Traditional herbalism has been regarded as a method of alternative medicine in the United States since the Flexner Report of 1910 led to the closing of the eclectic medical schools where botanical medicine was exclusively practiced. In China, Mao Zedong reintroduced Traditional Chinese Medicine, which relied heavily on herbalism, into the health care system in 1949. Since then, schools have been training thousands of practitioners - including Americans - in the basics of Chinese medicines to be used in hospitals. While Britain in the 1930s was experiencing turbulence over the practice of herbalism, in the United States, government regulation began to prohibit the practice.
"The World Health Organization estimated that 80% of people worldwide rely on herbal medicines for some part of their primary health care. In Germany, about 600 to 700 plant based medicines are available and are prescribed by some 70% of German physicians."
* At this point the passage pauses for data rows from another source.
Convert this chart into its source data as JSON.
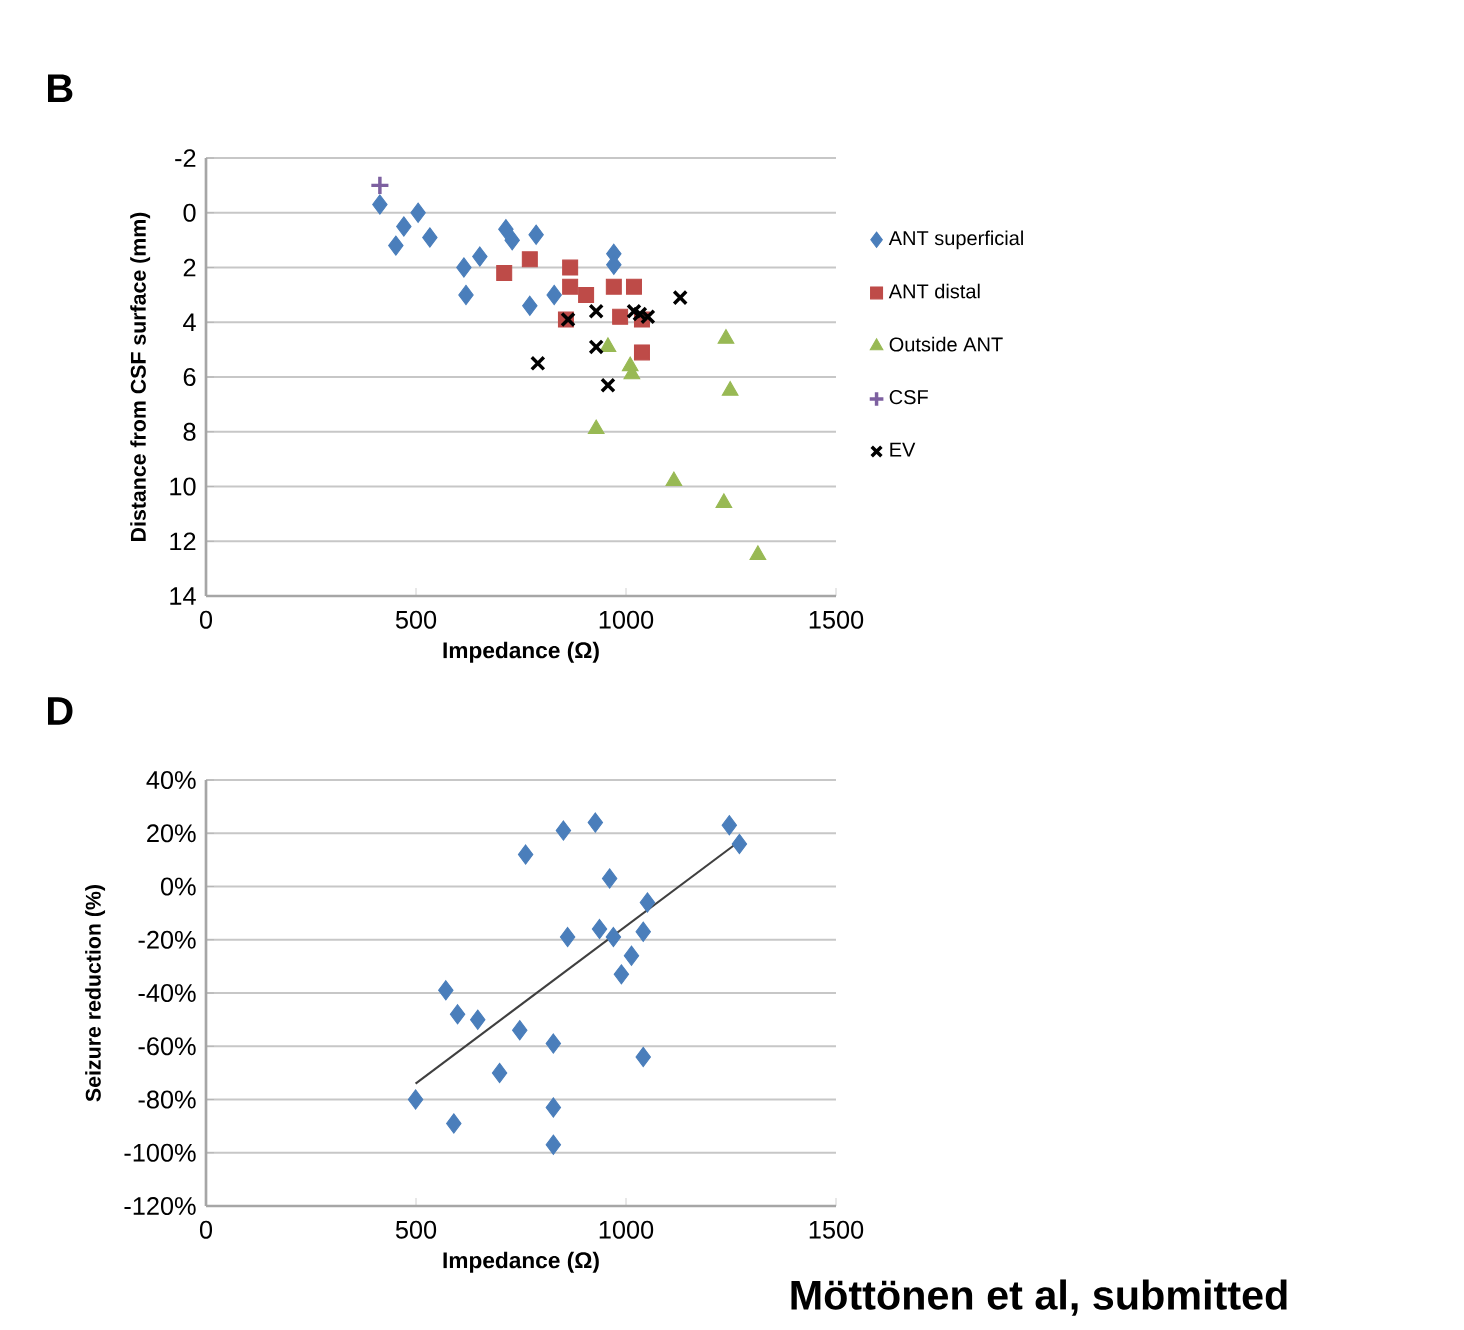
{
  "chart_data": [
    {
      "type": "scatter",
      "title": "B",
      "xlabel": "Impedance (Ω)",
      "ylabel": "Distance from CSF surface (mm)",
      "xlim": [
        0,
        1500
      ],
      "xticks": [
        0,
        500,
        1000,
        1500
      ],
      "ylim": [
        14,
        -2
      ],
      "yticks": [
        -2,
        0,
        2,
        4,
        6,
        8,
        10,
        12,
        14
      ],
      "grid": "y",
      "legend": "right",
      "series": [
        {
          "name": "ANT superficial",
          "color": "#4a7ebb",
          "marker": "diamond",
          "x": [
            414,
            505,
            471,
            452,
            533,
            614,
            652,
            619,
            714,
            729,
            786,
            771,
            829,
            914,
            971,
            971
          ],
          "values": [
            -0.3,
            0.0,
            0.5,
            1.2,
            0.9,
            2.0,
            1.6,
            3.0,
            0.6,
            1.0,
            0.8,
            3.4,
            3.0,
            null,
            1.5,
            1.9
          ]
        },
        {
          "name": "ANT distal",
          "color": "#be4b48",
          "marker": "square",
          "x": [
            710,
            771,
            867,
            867,
            905,
            857,
            971,
            1019,
            986,
            1038,
            1038
          ],
          "values": [
            2.2,
            1.7,
            2.0,
            2.7,
            3.0,
            3.9,
            2.7,
            2.7,
            3.8,
            3.9,
            5.1
          ]
        },
        {
          "name": "Outside ANT",
          "color": "#98b954",
          "marker": "triangle",
          "x": [
            929,
            1010,
            1014,
            957,
            1238,
            1248,
            1114,
            1233,
            1314
          ],
          "values": [
            7.9,
            5.6,
            5.9,
            4.9,
            4.6,
            6.5,
            9.8,
            10.6,
            12.5
          ]
        },
        {
          "name": "CSF",
          "color": "#7d60a0",
          "marker": "plus",
          "x": [
            414
          ],
          "values": [
            -1.0
          ]
        },
        {
          "name": "EV",
          "color": "#000000",
          "marker": "cross",
          "x": [
            790,
            862,
            929,
            929,
            957,
            1019,
            1033,
            1052,
            1129
          ],
          "values": [
            5.5,
            3.9,
            3.6,
            4.9,
            6.3,
            3.6,
            3.7,
            3.8,
            3.1
          ]
        }
      ]
    },
    {
      "type": "scatter",
      "title": "D",
      "xlabel": "Impedance (Ω)",
      "ylabel": "Seizure reduction (%)",
      "xlim": [
        0,
        1500
      ],
      "xticks": [
        0,
        500,
        1000,
        1500
      ],
      "ylim": [
        -120,
        40
      ],
      "yticks": [
        {
          "value": -120,
          "label": "-120%"
        },
        {
          "value": -100,
          "label": "-100%"
        },
        {
          "value": -80,
          "label": "-80%"
        },
        {
          "value": -60,
          "label": "-60%"
        },
        {
          "value": -40,
          "label": "-40%"
        },
        {
          "value": -20,
          "label": "-20%"
        },
        {
          "value": 0,
          "label": "0%"
        },
        {
          "value": 20,
          "label": "20%"
        },
        {
          "value": 40,
          "label": "40%"
        }
      ],
      "grid": "y",
      "marker": "diamond",
      "annotations": [
        "Möttönen et al, submitted"
      ],
      "series": [
        {
          "color": "#4a7ebb",
          "x": [
            499,
            590,
            571,
            599,
            647,
            699,
            747,
            761,
            827,
            827,
            827,
            851,
            861,
            927,
            937,
            961,
            970,
            989,
            1013,
            1041,
            1041,
            1051,
            1246,
            1270
          ],
          "values": [
            -80,
            -89,
            -39,
            -48,
            -50,
            -70,
            -54,
            12,
            -59,
            -83,
            -97,
            21,
            -19,
            24,
            -16,
            3,
            -19,
            -33,
            -26,
            -17,
            -64,
            -6,
            23,
            16
          ]
        },
        {
          "type": "line",
          "color": "#404040",
          "marker": "none",
          "x": [
            499,
            1270
          ],
          "values": [
            -74,
            17
          ]
        }
      ]
    }
  ]
}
The practice of prescribing treatments and cures to patients requires a legal medical license in the United States of America, and the licensing of these professions occurs on a state level. "There is currently no licensing or certification for herbalists in any state that precludes the rights of anyone to use, dispense, or recommend herbs."
"Traditional medicine is a complex network of interaction of both ideas and practices, the study of which requires a multidisciplinary approach." Many alternative physicians in the 21st century incorporate herbalism in traditional medicine due to the diverse abilities plants have and their low number of side effects.